In the business world — and especially in industrial settings —these systems are just as important. They protect workers, equipment and other resources, saving lives, money and time.
Some may believe that the odds are in their favor; that funds spent on fire safety don’t deliver a return. After all, how often do fires occur? Some companies go decades without having any.
Today we’re talking about why having a fire safety system is absolutely critical for a business. If you’re one of those skeptics, we hope by the end you see the light.
The Safety of Your Staff May Depend On It
Fires large and small happen more often than you might think. In 2019, nearly 1.3 million fires were cataloged by FEMA with over 3,700 fire-related deaths and over 16,000 fire-related injuries.
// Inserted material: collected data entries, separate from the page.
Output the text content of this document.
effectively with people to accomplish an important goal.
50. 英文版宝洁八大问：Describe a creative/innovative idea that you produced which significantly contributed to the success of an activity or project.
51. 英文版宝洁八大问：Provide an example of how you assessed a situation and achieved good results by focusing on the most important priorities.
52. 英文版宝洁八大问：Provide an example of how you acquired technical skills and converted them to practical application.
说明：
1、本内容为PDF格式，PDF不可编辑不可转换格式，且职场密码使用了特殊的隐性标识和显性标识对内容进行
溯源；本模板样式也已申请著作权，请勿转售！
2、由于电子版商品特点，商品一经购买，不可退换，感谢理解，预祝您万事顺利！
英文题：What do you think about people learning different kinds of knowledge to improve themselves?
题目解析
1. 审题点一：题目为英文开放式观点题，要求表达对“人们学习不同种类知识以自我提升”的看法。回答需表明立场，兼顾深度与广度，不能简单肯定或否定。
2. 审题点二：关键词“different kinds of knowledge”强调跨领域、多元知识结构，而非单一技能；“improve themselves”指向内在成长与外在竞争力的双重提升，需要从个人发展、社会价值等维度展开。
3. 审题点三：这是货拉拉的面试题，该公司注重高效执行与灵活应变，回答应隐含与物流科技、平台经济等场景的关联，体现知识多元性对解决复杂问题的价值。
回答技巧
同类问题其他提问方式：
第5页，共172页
According to the figures, 9.4 percent of those fires were non-residential. That equals about 117,000 fires that could have taken place on a job site or in some other work setting with staff onsite.
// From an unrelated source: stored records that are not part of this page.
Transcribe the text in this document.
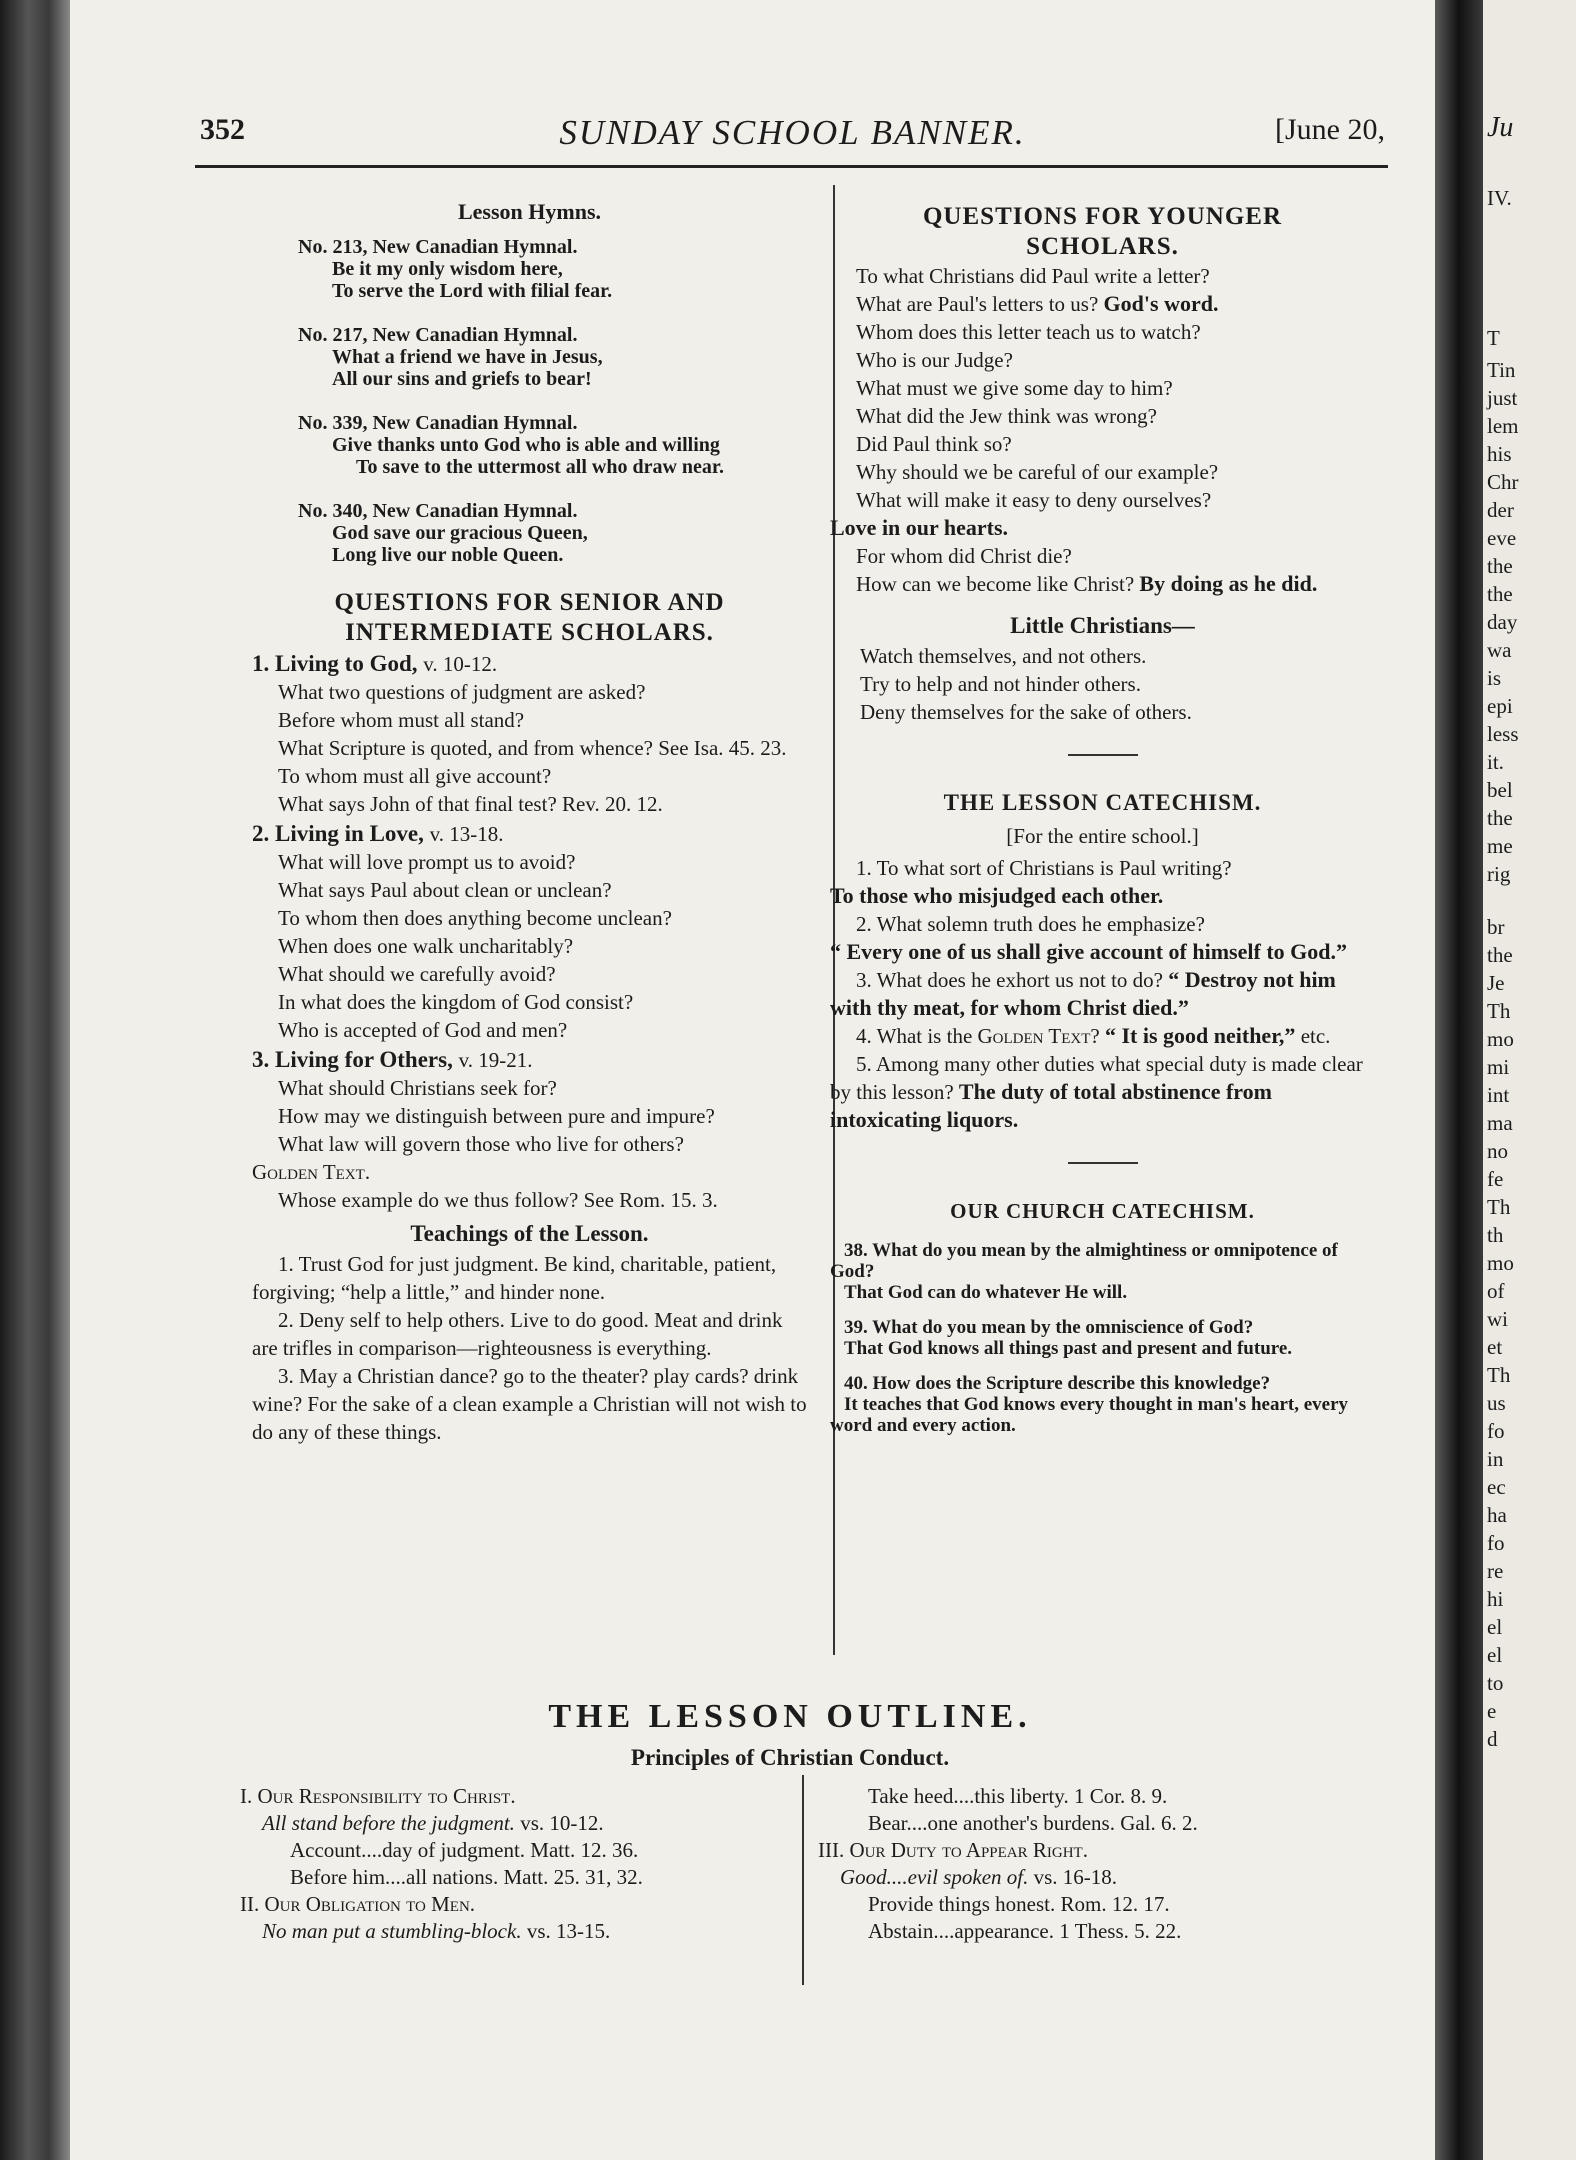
352	SUNDAY SCHOOL BANNER.	[June 20,
Lesson Hymns.
No. 213, New Canadian Hymnal.
Be it my only wisdom here,
To serve the Lord with filial fear.
No. 217, New Canadian Hymnal.
What a friend we have in Jesus,
All our sins and griefs to bear!
No. 339, New Canadian Hymnal.
Give thanks unto God who is able and willing
To save to the uttermost all who draw near.
No. 340, New Canadian Hymnal.
God save our gracious Queen,
Long live our noble Queen.
QUESTIONS FOR SENIOR AND INTERMEDIATE SCHOLARS.
1. Living to God, v. 10-12.
What two questions of judgment are asked?
Before whom must all stand?
What Scripture is quoted, and from whence? See Isa. 45. 23.
To whom must all give account?
What says John of that final test? Rev. 20. 12.
2. Living in Love, v. 13-18.
What will love prompt us to avoid?
What says Paul about clean or unclean?
To whom then does anything become unclean?
When does one walk uncharitably?
What should we carefully avoid?
In what does the kingdom of God consist?
Who is accepted of God and men?
3. Living for Others, v. 19-21.
What should Christians seek for?
How may we distinguish between pure and impure?
What law will govern those who live for others?
Golden Text.
Whose example do we thus follow? See Rom. 15. 3.
Teachings of the Lesson.
1. Trust God for just judgment. Be kind, charitable, patient, forgiving; “help a little,” and hinder none.
2. Deny self to help others. Live to do good. Meat and drink are trifles in comparison—righteousness is everything.
3. May a Christian dance? go to the theater? play cards? drink wine? For the sake of a clean example a Christian will not wish to do any of these things.
QUESTIONS FOR YOUNGER
SCHOLARS.
To what Christians did Paul write a letter?
What are Paul's letters to us? God's word.
Whom does this letter teach us to watch?
Who is our Judge?
What must we give some day to him?
What did the Jew think was wrong?
Did Paul think so?
Why should we be careful of our example?
What will make it easy to deny ourselves?
Love in our hearts.
For whom did Christ die?
How can we become like Christ? By doing as he did.
Little Christians—
Watch themselves, and not others.
Try to help and not hinder others.
Deny themselves for the sake of others.
THE LESSON CATECHISM.
[For the entire school.]

1. To what sort of Christians is Paul writing?

To those who misjudged each other.

2. What solemn truth does he emphasize?

“ Every one of us shall give account of himself to God.”

3. What does he exhort us not to do? “ Destroy not him with thy meat, for whom Christ died.”

4. What is the Golden Text? “ It is good neither,” etc.

5. Among many other duties what special duty is made clear by this lesson? The duty of total abstinence from intoxicating liquors.

OUR CHURCH CATECHISM.

38. What do you mean by the almightiness or omnipotence of God?

That God can do whatever He will.

39. What do you mean by the omniscience of God?

That God knows all things past and present and future.

40. How does the Scripture describe this knowledge?

It teaches that God knows every thought in man's heart, every word and every action.

THE LESSON OUTLINE.
Principles of Christian Conduct.
I. Our Responsibility to Christ.
All stand before the judgment. vs. 10-12.
Account....day of judgment. Matt. 12. 36.
Before him....all nations. Matt. 25. 31, 32.
II. Our Obligation to Men.
No man put a stumbling-block. vs. 13-15.
Take heed....this liberty. 1 Cor. 8. 9.
Bear....one another's burdens. Gal. 6. 2.
III. Our Duty to Appear Right.
Good....evil spoken of. vs. 16-18.
Provide things honest. Rom. 12. 17.
Abstain....appearance. 1 Thess. 5. 22.
Ju
IV.
T
Tin
just
lem
his
Chr
der
eve
the
the
day
wa
is
epi
less
it.
bel
the
me
rig
br
the
Je
Th
mo
mi
int
ma
no
fe
Th
th
mo
of
wi
et
Th
us
fo
in
ec
ha
fo
re
hi
el
el
to
e
d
You probably noticed that there were a lot more fires than there were deaths and injuries. That is almost certainly due to fire safety systems, which are capable of providing early warnings to those nearby and can also help suppress a fire before it becomes uncontrollable. Should a fire break out on your job site someday, a fire protection system could help your employees escape without injury and could even save their lives. That is reason enough to invest in one and ensure it is kept up to code.
OSHA Requires It
OSHA stands for Occupational Safety and Health Administration. It’s the government agency that lays out the standards companies must meet for safety at their job sites. It’s also the entity that enforces these standards — like installing and maintaining a fire protection system — and deals out penalties to those who fail to meet its requirements.
Disappointing OSHA is not something you want to do as a business — especially if you like holding on to your money. Since its inception, the agency’s fines have ranged anywhere from a few thousand dollars to over $87 million. Avoiding financial punishment shouldn’t be your chief motivator; that should, of course, be safety. But that doesn’t change the fact that keeping fire safety equipment onsite can ensure your company doesn’t have to cut OSHA a check.
It Can Help Minimize Losses In the Event of a Fire
Fires can cause catastrophic amounts of damage when left unchecked. In 2019 alone, FEMA reported that fires resulted in $14.8 billion of loss. You can imagine some of that loss occurred at work locations, where equipment, intellectual property and other valuable (and potentially irreplaceable) resources were reduced to ash.
A fully functioning fire protection system can, in the right circumstances, prevent serious loss from happening entirely. It is much more common, however, for a system to mitigate loss — not eliminating it, but instead minimizing it. This ensures that, should such an unfortunate event occur at your place of work, the cost to your business is not nearly as substantial.
It Allows Work to Resume More Quickly
The “things” you might lose in a fire — equipment, for example — can always be replaced with money. What money can’t buy you, unfortunately, is time. That can only be saved by a system that can deter or suppress a fire.
Imagine there’s a fire on a project site. A smoke detector senses smoke in a region and deploys water via a sprinkler system to stop the fire before it can spread. As a result, unaffected portions of the site do not have to spend weeks recovering. No rebuilding has to occur there. Equipment and infrastructure in those areas won’t need to be replaced. Instead of overwhelming loss — and a significantly delayed project as a result — the impact of the fire is reduced.
With a working fire protection system, this scenario is entirely possible. Without one, a fire could do serious damage not only to your job site, but your project timeline.